DOD tackles information security in the cloud

DOD officials are determining how to make mandatory cloud computing work for the military's security needs.

The move to cloud computing has been a long time coming, and the federal sector has been slow to get on board with virtualized services. However, government agencies are facing compulsory use of cloud computing, and at the Defense Department, officials are determining how to make it alongside the military's security needs.

Federal CIO Vivek Kundra released a 25-point plan in December for reforming government IT, and it included a requirement that agencies adopt a cloud-first policy for new IT deployments.

For DOD, the plan boosts efforts to overcome cultural and policy problems and technological barriers associated with information sharing and joint capabilities, officials say.

“We believe that initiatives such as the federal CIO’s plan to reform federal IT are accelerating DOD toward cloud computing and shared enterprise service,” said Dave Mihelcic, the Defense Information Systems Agency's chief technology officer.

However, cloud computing problems are numerous, beginning with security. DOD handles a significant amount of sensitive data, a situation that complicates the migration of data — and control — to a server that resides off-site.

Because of the inherent security problems, DOD is considering running cloud computing in-house, with services managed by contractors or through commercial products and services. It appears that all of those options or a combination of them are likely to be part of military cloud computing.

DISA is choosing a private cloud, which could eventually be available across DOD, that contracted services will support, Mihelcic said.

“In order to secure not only our classified data but also our official-business sensitive but not classified data, we are implementing a private cloud to support these requirements,” Mihelcic said. “This private cloud is under positive DOD control, hosted in our secure Defense Enterprise Computing Centers, managed by appropriately cleared and certified personnel, directly connected to the DOD’s enterprise networks and securely configured to meet DOD's Security Technical Implementation Guides.”

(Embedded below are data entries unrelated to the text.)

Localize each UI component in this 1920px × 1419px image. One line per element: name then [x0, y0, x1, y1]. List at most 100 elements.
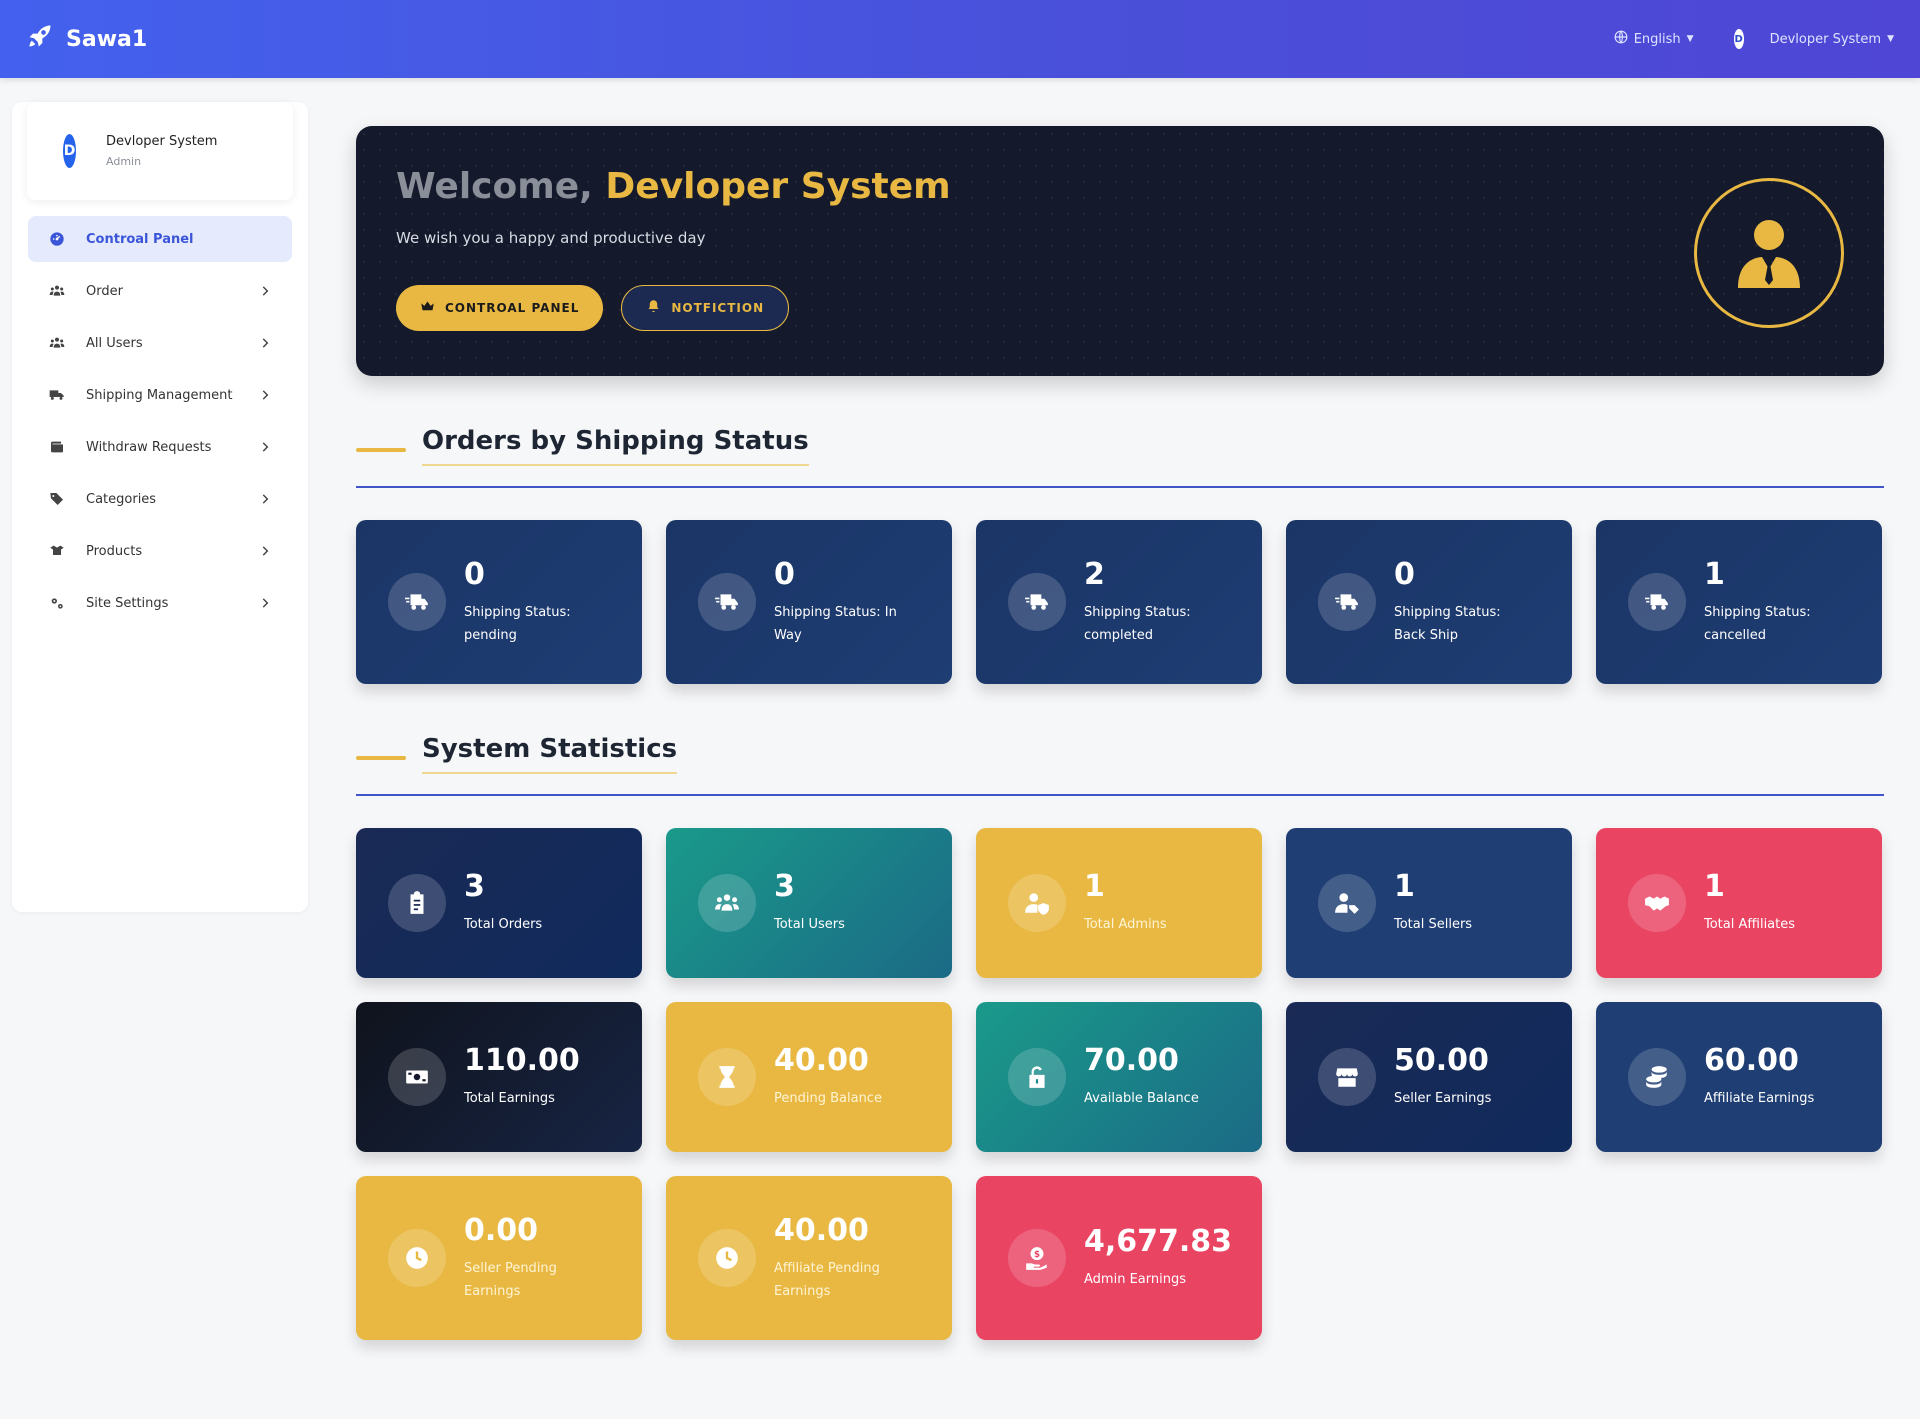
- chevron-right-icon: [262, 442, 269, 452]
- card-label: Total Orders: [464, 917, 543, 932]
- card-label: Shipping Status: completed: [1084, 604, 1191, 643]
- card-value: 1: [1704, 869, 1725, 904]
- stat-card-seller-pending-earnings[interactable]: 0.00 Seller Pending Earnings: [356, 1176, 642, 1340]
- stat-card-total-users[interactable]: 3 Total Users: [666, 828, 952, 978]
- card-label: Affiliate Pending Earnings: [774, 1260, 880, 1299]
- stat-card-affiliate-pending-earnings[interactable]: 40.00 Affiliate Pending Earnings: [666, 1176, 952, 1340]
- stat-card-affiliate-earnings[interactable]: 60.00 Affiliate Earnings: [1596, 1002, 1882, 1152]
- brand-logo[interactable]: Sawa1: [26, 22, 147, 56]
- card-label: Total Affiliates: [1704, 917, 1796, 932]
- caret-down-icon: ▼: [1686, 34, 1694, 44]
- shipping-card-pending[interactable]: 0 Shipping Status: pending: [356, 520, 642, 684]
- sidebar-item-shipping-management[interactable]: Shipping Management: [28, 372, 292, 418]
- svg-text:$: $: [1034, 1250, 1040, 1260]
- card-value: 0.00: [464, 1212, 539, 1248]
- crown-icon: [420, 299, 435, 317]
- chevron-right-icon: [262, 546, 269, 556]
- card-label: Shipping Status: In Way: [774, 604, 897, 643]
- hand-holding-dollar-icon: $: [1008, 1229, 1066, 1287]
- user-tag-icon: [1318, 874, 1376, 932]
- clock-icon: [698, 1229, 756, 1287]
- chevron-right-icon: [262, 390, 269, 400]
- shipping-card-back-ship[interactable]: 0 Shipping Status: Back Ship: [1286, 520, 1572, 684]
- stats-section-header: System Statistics: [356, 732, 1884, 796]
- users-icon: [48, 334, 66, 352]
- sidebar-item-site-settings[interactable]: Site Settings: [28, 580, 292, 626]
- sidebar-item-products[interactable]: Products: [28, 528, 292, 574]
- coins-icon: [1628, 1048, 1686, 1106]
- user-tie-icon: [1738, 220, 1800, 288]
- clipboard-icon: [388, 874, 446, 932]
- shipping-fast-icon: [388, 573, 446, 631]
- shipping-section-title: Orders by Shipping Status: [422, 426, 809, 466]
- sidebar-item-control-panel[interactable]: Controal Panel: [28, 216, 292, 262]
- shipping-card-cancelled[interactable]: 1 Shipping Status: cancelled: [1596, 520, 1882, 684]
- sidebar-item-label: Order: [86, 283, 123, 299]
- card-value: 110.00: [464, 1043, 580, 1078]
- sidebar-item-label: Shipping Management: [86, 387, 233, 403]
- stat-card-total-earnings[interactable]: 110.00 Total Earnings: [356, 1002, 642, 1152]
- profile-name: Devloper System: [106, 134, 218, 149]
- globe-icon: [1614, 30, 1628, 48]
- control-panel-button[interactable]: CONTROAL PANEL: [396, 285, 604, 331]
- language-dropdown[interactable]: English ▼: [1614, 30, 1694, 48]
- card-value: 2: [1084, 556, 1105, 592]
- shipping-cards-grid: 0 Shipping Status: pending 0 Shipping Stat…: [356, 520, 1884, 684]
- user-shield-icon: [1008, 874, 1066, 932]
- welcome-subtitle: We wish you a happy and productive day: [396, 229, 706, 247]
- card-value: 0: [774, 556, 795, 592]
- stats-section-title: System Statistics: [422, 734, 678, 774]
- card-value: 1: [1394, 869, 1415, 904]
- card-label: Total Admins: [1084, 917, 1167, 932]
- rocket-icon: [26, 22, 54, 56]
- notification-button-label: NOTFICTION: [671, 301, 765, 315]
- chevron-right-icon: [262, 338, 269, 348]
- profile-role: Admin: [106, 155, 142, 168]
- card-value: 1: [1084, 869, 1105, 904]
- card-value: 50.00: [1394, 1043, 1489, 1078]
- shipping-section-header: Orders by Shipping Status: [356, 424, 1884, 488]
- stat-card-total-admins[interactable]: 1 Total Admins: [976, 828, 1262, 978]
- stat-card-available-balance[interactable]: 70.00 Available Balance: [976, 1002, 1262, 1152]
- avatar: D: [63, 134, 76, 168]
- shipping-card-completed[interactable]: 2 Shipping Status: completed: [976, 520, 1262, 684]
- stat-card-pending-balance[interactable]: 40.00 Pending Balance: [666, 1002, 952, 1152]
- shipping-card-in-way[interactable]: 0 Shipping Status: In Way: [666, 520, 952, 684]
- sidebar-item-categories[interactable]: Categories: [28, 476, 292, 522]
- sidebar-item-label: Categories: [86, 491, 157, 507]
- user-dropdown[interactable]: D Devloper System ▼: [1733, 29, 1894, 49]
- truck-icon: [48, 386, 66, 404]
- stat-card-total-orders[interactable]: 3 Total Orders: [356, 828, 642, 978]
- sidebar-item-label: Products: [86, 543, 143, 559]
- stat-card-seller-earnings[interactable]: 50.00 Seller Earnings: [1286, 1002, 1572, 1152]
- caret-down-icon: ▼: [1887, 34, 1894, 44]
- users-icon: [48, 282, 66, 300]
- shipping-fast-icon: [1628, 573, 1686, 631]
- card-value: 70.00: [1084, 1043, 1179, 1078]
- tags-icon: [48, 490, 66, 508]
- hourglass-icon: [698, 1048, 756, 1106]
- card-label: Seller Earnings: [1394, 1091, 1492, 1106]
- card-value: 4,677.83: [1084, 1224, 1233, 1259]
- card-label: Seller Pending Earnings: [464, 1260, 557, 1299]
- users-icon: [698, 874, 756, 932]
- control-panel-button-label: CONTROAL PANEL: [445, 301, 580, 315]
- sidebar-item-all-users[interactable]: All Users: [28, 320, 292, 366]
- sidebar-item-order[interactable]: Order: [28, 268, 292, 314]
- sidebar-item-withdraw-requests[interactable]: Withdraw Requests: [28, 424, 292, 470]
- card-label: Shipping Status: pending: [464, 604, 571, 643]
- shipping-fast-icon: [1008, 573, 1066, 631]
- notification-button[interactable]: NOTFICTION: [621, 285, 790, 331]
- wallet-icon: [48, 438, 66, 456]
- shipping-fast-icon: [1318, 573, 1376, 631]
- stat-card-total-sellers[interactable]: 1 Total Sellers: [1286, 828, 1572, 978]
- card-label: Available Balance: [1084, 1091, 1199, 1106]
- gears-icon: [48, 594, 66, 612]
- user-avatar: D: [1733, 29, 1744, 49]
- card-value: 3: [774, 869, 795, 904]
- stat-card-total-affiliates[interactable]: 1 Total Affiliates: [1596, 828, 1882, 978]
- user-name: Devloper System: [1769, 31, 1882, 47]
- card-label: Total Users: [774, 917, 845, 932]
- stat-card-admin-earnings[interactable]: $ 4,677.83 Admin Earnings: [976, 1176, 1262, 1340]
- sidebar-item-label: All Users: [86, 335, 143, 351]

Mihelcic said that to facilitate a public/private partnership, DISA is establishing secure interaction zones that provide a protective layer through which DOD partners can access information and services hosted in the department's private cloud.

Both cloud environments will require public key infrastructure authentication, and they eventually will also implement attribute-based access control. The two security controls “give us the ability to broadly share information while still limiting access to the appropriate set of users,” Mihelcic said.

The Army is also pursuing cloud capabilities. The Army Program Executive Office for Enterprise Information Systems will issue solicitations for the Army Private Cloud (APC2) program, which is intended to facilitate noncommercial enterprise application hosting, though the military service has not announced a schedule for the program. Contract opportunities to provide modular data centers, which could be deployed in theater, are also in the works, said Hari Bezwada, Army PEO-EIS portfolio integration officer and CIO.

"The Army has 160-plus installations and over 400-plus NIPR access points," Bezwada said. "Cloud computing is becoming one of the tools of getting control of those assets. APC2 and the containerized data centers will provide both fixed and tactical approaches to cloud computing."

Bezwada said he's floating the idea of a DOD IPv6 network built from the ground up specifically for military use. Such a plan could deal with security and bandwidth problems, which he said were the Achilles' heel for cloud computing.

But DOD must first overcome a culture that is averse to sharing, and that starts with proof that the system is working, Bezwada said.

“It’s an illusion to think data is less safe because there aren’t two Army guys sitting there with it. We have to prove successes so that people saying, ‘You can’t do this,’ can understand and get on board and no longer be barriers,” he said. “Success breeds success.”